On May 8, Slow Food Europe joined forces with over 30 civil society organizations and think tanks to call on the next European Commission President to put an EU food policy in place. In an open letter to the lead candidates for the presidency, the organizations – representing the sectors of farming, fisheries, environment, animal welfare, health, consumers, development, social justice, climate, and forestry- also called for a European Commission Vice-President to be made responsible for ensuring the transition to sustainable food systems.
With the EU elections taking place on May 23-26, the signatories highlighted the potential for an integrated food policy to remedy the democratic deficit in food systems and rebalance power. Slow Food Europe is certain that by shifting the focus from sectoral policies (e.g. agriculture, fisheries, health) to integrated food policy, a wider range of stakeholders can be involved in designing and assessing policies. Furthermore, it is an opportunity for the EU and its Member States to address the concerns of many citizens and is key to meet its commitments to protect people and the planet such as the UN Sustainable Development Goals (SDGs) and the Paris Agreement on climate change.

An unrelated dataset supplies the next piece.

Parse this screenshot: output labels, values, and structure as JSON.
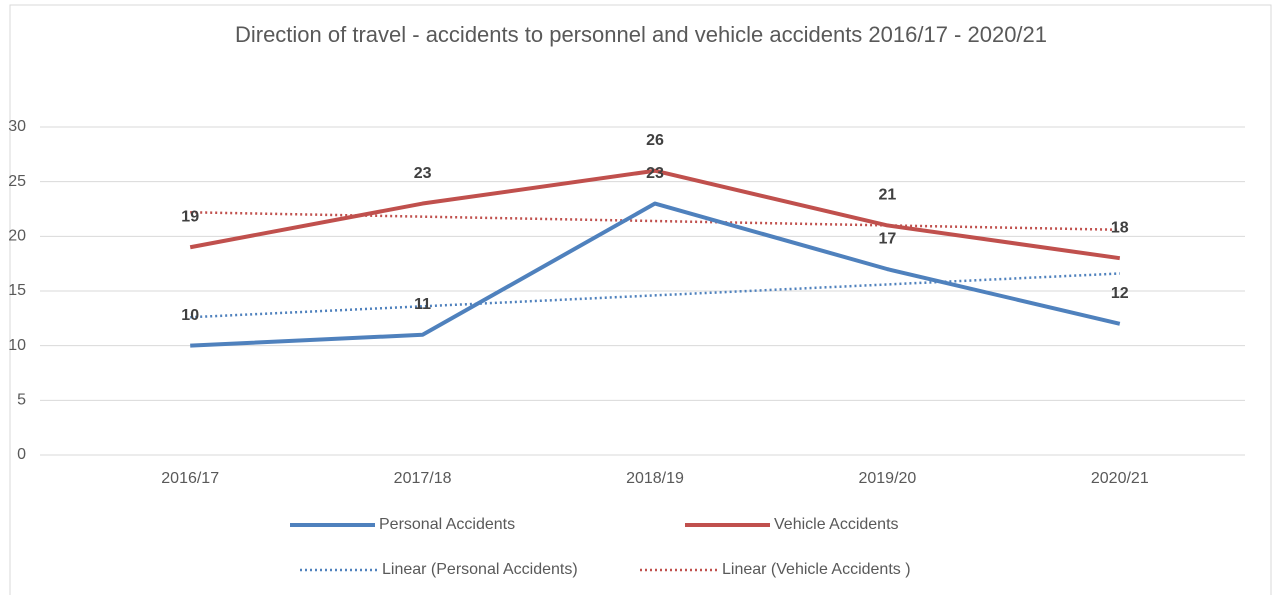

“The challenges are very high and we need to be ambitious to tackle them. We need to have a governance shift, and that is why we propose to have a European Commission Vice-President responsible for the sustainability of food systems. It would be an essential role to play in coordinating the efforts of the different departments impacting our food systems and in trying to challenge the balance of power and move the debate forward,” said Francesco Ajena from IPES-Food, who presented the idea of having a Common Food Policy in Europe at Slow Fish in Genoa.

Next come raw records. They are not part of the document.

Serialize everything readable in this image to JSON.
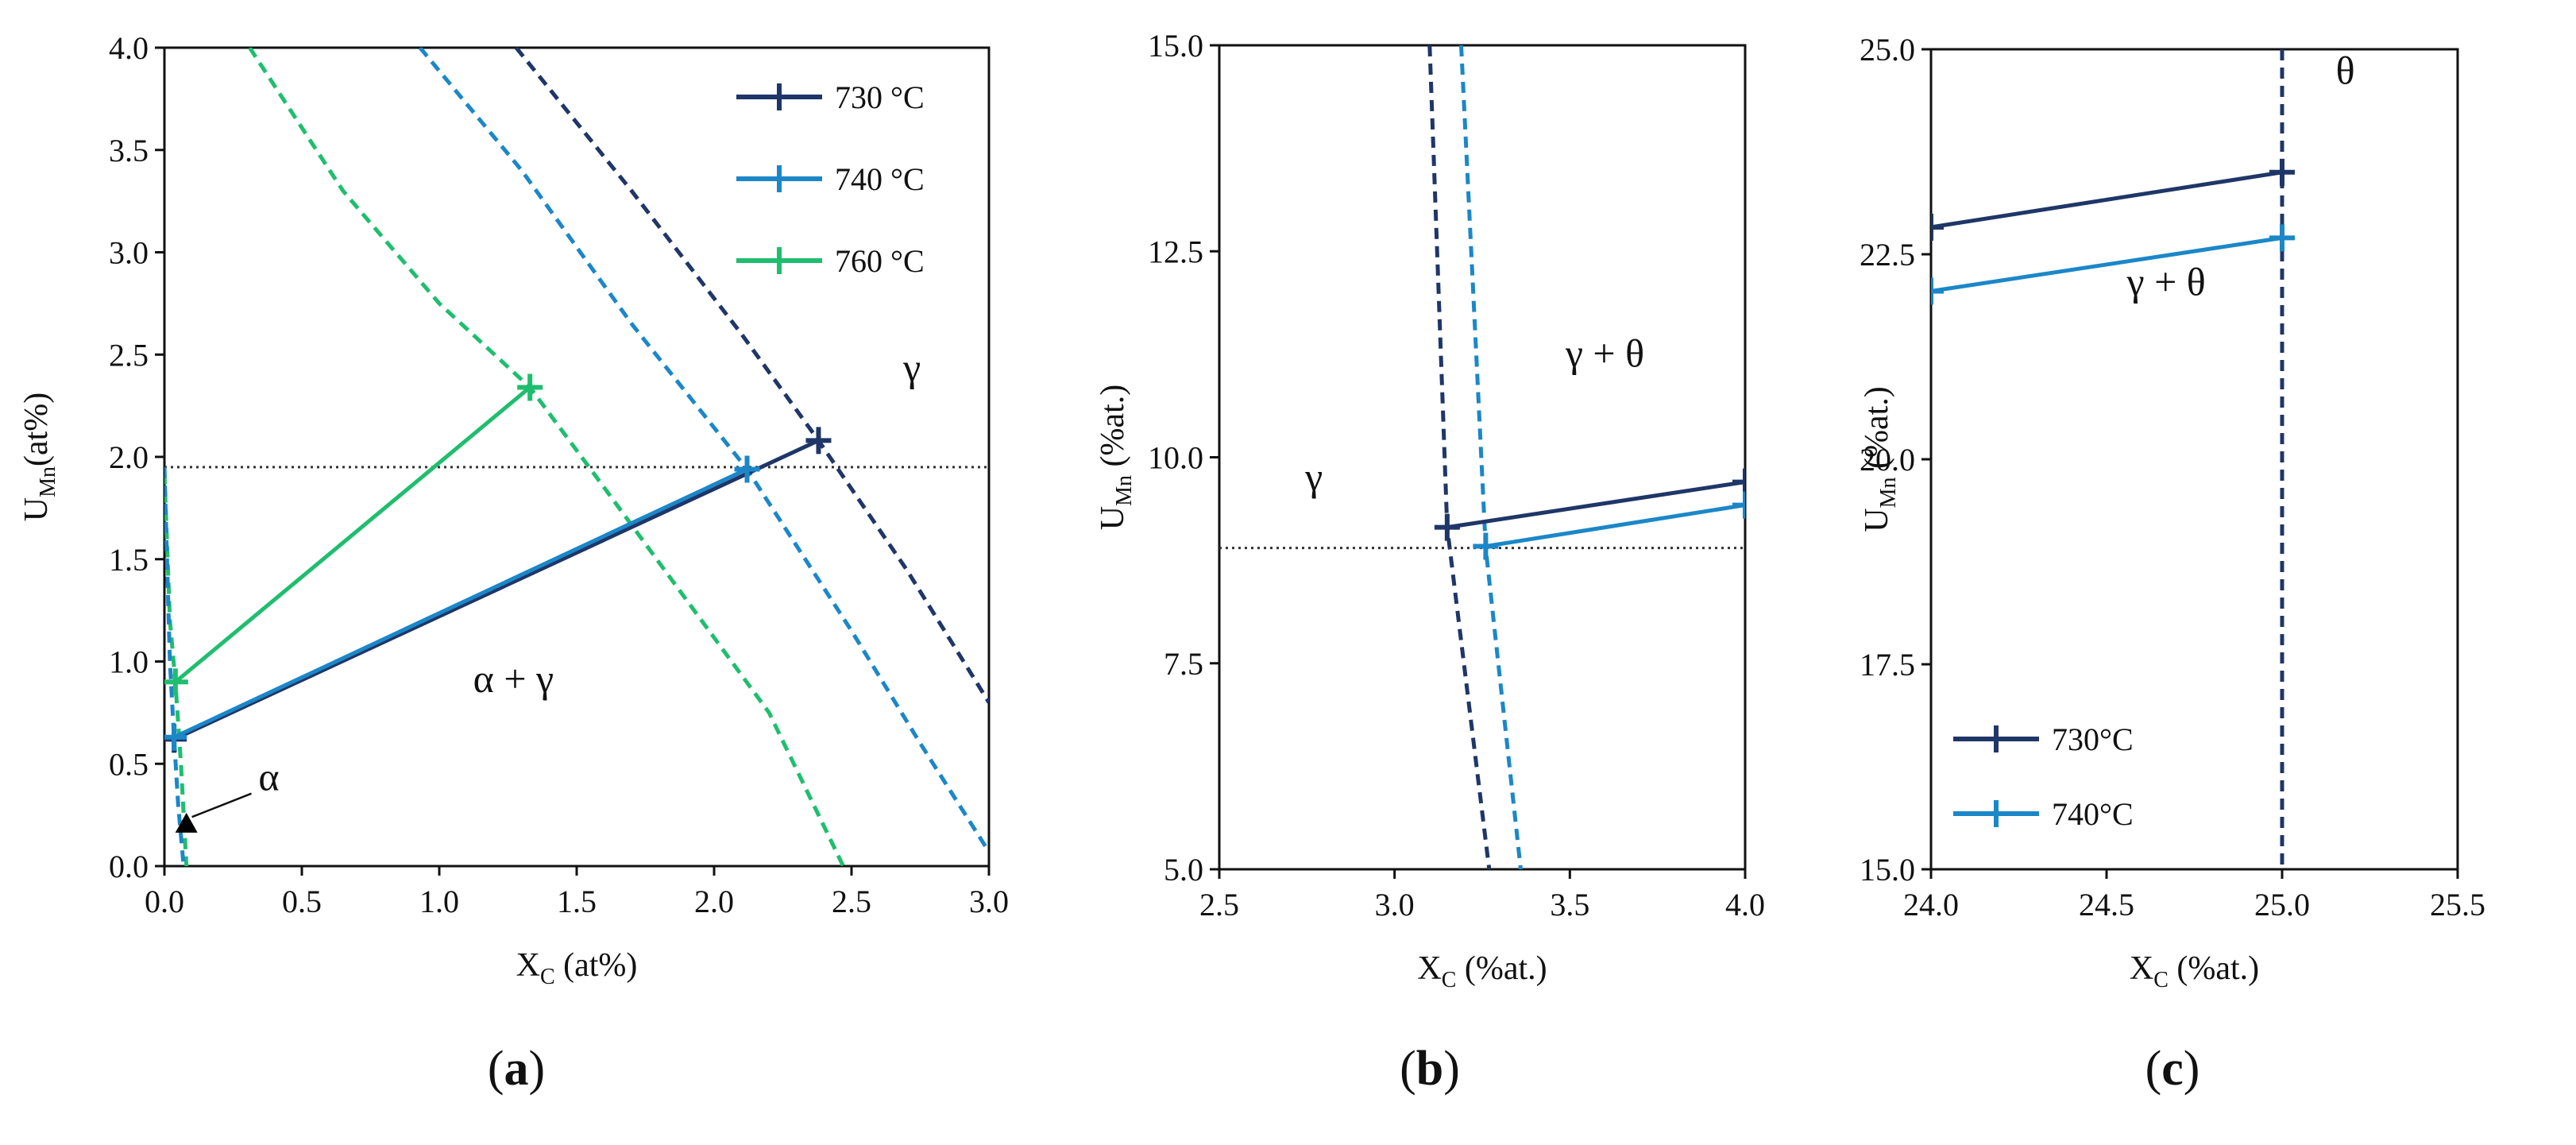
{
  "colors": {
    "c730": "#1f3668",
    "c740": "#1b87c8",
    "c760": "#1fbe6e",
    "axis": "#111111",
    "ref": "#333333"
  },
  "chart_data": [
    {
      "id": "a",
      "type": "line",
      "panel_label": [
        "(",
        "a",
        ")"
      ],
      "xlabel": {
        "main": "X",
        "sub": "C",
        "rest": " (at%)"
      },
      "ylabel": {
        "main": "U",
        "sub": "Mn",
        "rest": "(at%)"
      },
      "xlim": [
        0,
        3
      ],
      "ylim": [
        0,
        4
      ],
      "xticks": [
        0,
        0.5,
        1,
        1.5,
        2,
        2.5,
        3
      ],
      "yticks": [
        0,
        0.5,
        1,
        1.5,
        2,
        2.5,
        3,
        3.5,
        4
      ],
      "tick_decimals": 1,
      "grid": false,
      "legend_position": "top-right",
      "legend": [
        {
          "label": "730 °C",
          "color_key": "c730"
        },
        {
          "label": "740 °C",
          "color_key": "c740"
        },
        {
          "label": "760 °C",
          "color_key": "c760"
        }
      ],
      "reference_lines": [
        {
          "axis": "y",
          "value": 1.95
        }
      ],
      "phase_boundaries": [
        {
          "series": "760 °C",
          "color_key": "c760",
          "points": [
            [
              0.31,
              4.0
            ],
            [
              0.65,
              3.3
            ],
            [
              1.0,
              2.75
            ],
            [
              1.33,
              2.34
            ],
            [
              1.6,
              1.85
            ],
            [
              1.9,
              1.3
            ],
            [
              2.2,
              0.75
            ],
            [
              2.47,
              0.0
            ]
          ]
        },
        {
          "series": "740 °C",
          "color_key": "c740",
          "points": [
            [
              0.93,
              4.0
            ],
            [
              1.3,
              3.4
            ],
            [
              1.7,
              2.65
            ],
            [
              2.12,
              1.94
            ],
            [
              2.5,
              1.15
            ],
            [
              2.75,
              0.6
            ],
            [
              3.0,
              0.07
            ]
          ]
        },
        {
          "series": "730 °C",
          "color_key": "c730",
          "points": [
            [
              1.28,
              4.0
            ],
            [
              1.7,
              3.3
            ],
            [
              2.1,
              2.6
            ],
            [
              2.38,
              2.08
            ],
            [
              2.7,
              1.45
            ],
            [
              3.0,
              0.8
            ]
          ]
        },
        {
          "series": "760 °C",
          "color_key": "c760",
          "points": [
            [
              0.0,
              1.92
            ],
            [
              0.02,
              1.2
            ],
            [
              0.04,
              0.9
            ],
            [
              0.06,
              0.5
            ],
            [
              0.08,
              0.0
            ]
          ]
        },
        {
          "series": "740 °C",
          "color_key": "c740",
          "points": [
            [
              0.0,
              1.95
            ],
            [
              0.02,
              1.0
            ],
            [
              0.035,
              0.63
            ],
            [
              0.05,
              0.3
            ],
            [
              0.07,
              0.0
            ]
          ]
        }
      ],
      "tie_lines": [
        {
          "series": "730 °C",
          "color_key": "c730",
          "x": [
            0.035,
            2.38
          ],
          "y": [
            0.62,
            2.08
          ]
        },
        {
          "series": "740 °C",
          "color_key": "c740",
          "x": [
            0.035,
            2.12
          ],
          "y": [
            0.63,
            1.94
          ]
        },
        {
          "series": "760 °C",
          "color_key": "c760",
          "x": [
            0.04,
            1.33
          ],
          "y": [
            0.9,
            2.34
          ]
        }
      ],
      "triangle_marker": {
        "x": 0.08,
        "y": 0.21
      },
      "annotations": [
        {
          "text": "γ",
          "x": 2.72,
          "y": 2.37,
          "class": "region"
        },
        {
          "text": "α + γ",
          "x": 1.27,
          "y": 0.85,
          "class": "region"
        },
        {
          "text": "α",
          "x": 0.38,
          "y": 0.37,
          "class": "region",
          "arrow_to": [
            0.1,
            0.24
          ]
        }
      ]
    },
    {
      "id": "b",
      "type": "line",
      "panel_label": [
        "(",
        "b",
        ")"
      ],
      "xlabel": {
        "main": "X",
        "sub": "C",
        "rest": " (%at.)"
      },
      "ylabel": {
        "main": "U",
        "sub": "Mn",
        "rest": " (%at.)"
      },
      "xlim": [
        2.5,
        4.0
      ],
      "ylim": [
        5.0,
        15.0
      ],
      "xticks": [
        2.5,
        3.0,
        3.5,
        4.0
      ],
      "yticks": [
        5.0,
        7.5,
        10.0,
        12.5,
        15.0
      ],
      "tick_decimals": 1,
      "grid": false,
      "reference_lines": [
        {
          "axis": "y",
          "value": 8.9
        }
      ],
      "phase_boundaries": [
        {
          "series": "730 °C",
          "color_key": "c730",
          "points": [
            [
              3.1,
              15.0
            ],
            [
              3.15,
              9.15
            ],
            [
              3.27,
              5.0
            ]
          ]
        },
        {
          "series": "740 °C",
          "color_key": "c740",
          "points": [
            [
              3.19,
              15.0
            ],
            [
              3.26,
              8.9
            ],
            [
              3.36,
              5.0
            ]
          ]
        }
      ],
      "tie_lines": [
        {
          "series": "730 °C",
          "color_key": "c730",
          "x": [
            3.15,
            4.0
          ],
          "y": [
            9.15,
            9.7
          ]
        },
        {
          "series": "740 °C",
          "color_key": "c740",
          "x": [
            3.26,
            4.0
          ],
          "y": [
            8.92,
            9.42
          ]
        }
      ],
      "annotations": [
        {
          "text": "γ + θ",
          "x": 3.6,
          "y": 11.1,
          "class": "region"
        },
        {
          "text": "γ",
          "x": 2.77,
          "y": 9.6,
          "class": "region"
        }
      ]
    },
    {
      "id": "c",
      "type": "line",
      "panel_label": [
        "(",
        "c",
        ")"
      ],
      "xlabel": {
        "main": "X",
        "sub": "C",
        "rest": " (%at.)"
      },
      "ylabel": {
        "main": "U",
        "sub": "Mn",
        "rest": " (%at.)"
      },
      "xlim": [
        24.0,
        25.5
      ],
      "ylim": [
        15.0,
        25.0
      ],
      "xticks": [
        24.0,
        24.5,
        25.0,
        25.5
      ],
      "yticks": [
        15.0,
        17.5,
        20.0,
        22.5,
        25.0
      ],
      "tick_decimals": 1,
      "grid": false,
      "legend_position": "bottom-left",
      "legend": [
        {
          "label": "730°C",
          "color_key": "c730"
        },
        {
          "label": "740°C",
          "color_key": "c740"
        }
      ],
      "phase_boundaries": [
        {
          "series": "730 °C",
          "color_key": "c730",
          "points": [
            [
              25.0,
              25.0
            ],
            [
              25.0,
              15.0
            ]
          ]
        }
      ],
      "tie_lines": [
        {
          "series": "730 °C",
          "color_key": "c730",
          "x": [
            24.0,
            25.0
          ],
          "y": [
            22.83,
            23.5
          ]
        },
        {
          "series": "740 °C",
          "color_key": "c740",
          "x": [
            24.0,
            25.0
          ],
          "y": [
            22.05,
            22.7
          ]
        }
      ],
      "annotations": [
        {
          "text": "θ",
          "x": 25.18,
          "y": 24.58,
          "class": "region"
        },
        {
          "text": "γ + θ",
          "x": 24.67,
          "y": 22.0,
          "class": "region"
        }
      ]
    }
  ]
}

The open letter is the informal coalition’s first action in the wake of IPES-Food’s February 2019 report, ‘Towards a Common Food Policy for the EU‘. Slow Food Europe has been a part of a three-year process of participatory research, which has put forward a detailed blueprint for reforming European food systems under a Common Food Policy, with 80 concrete reform proposals sequenced over the short-, medium- and long-term.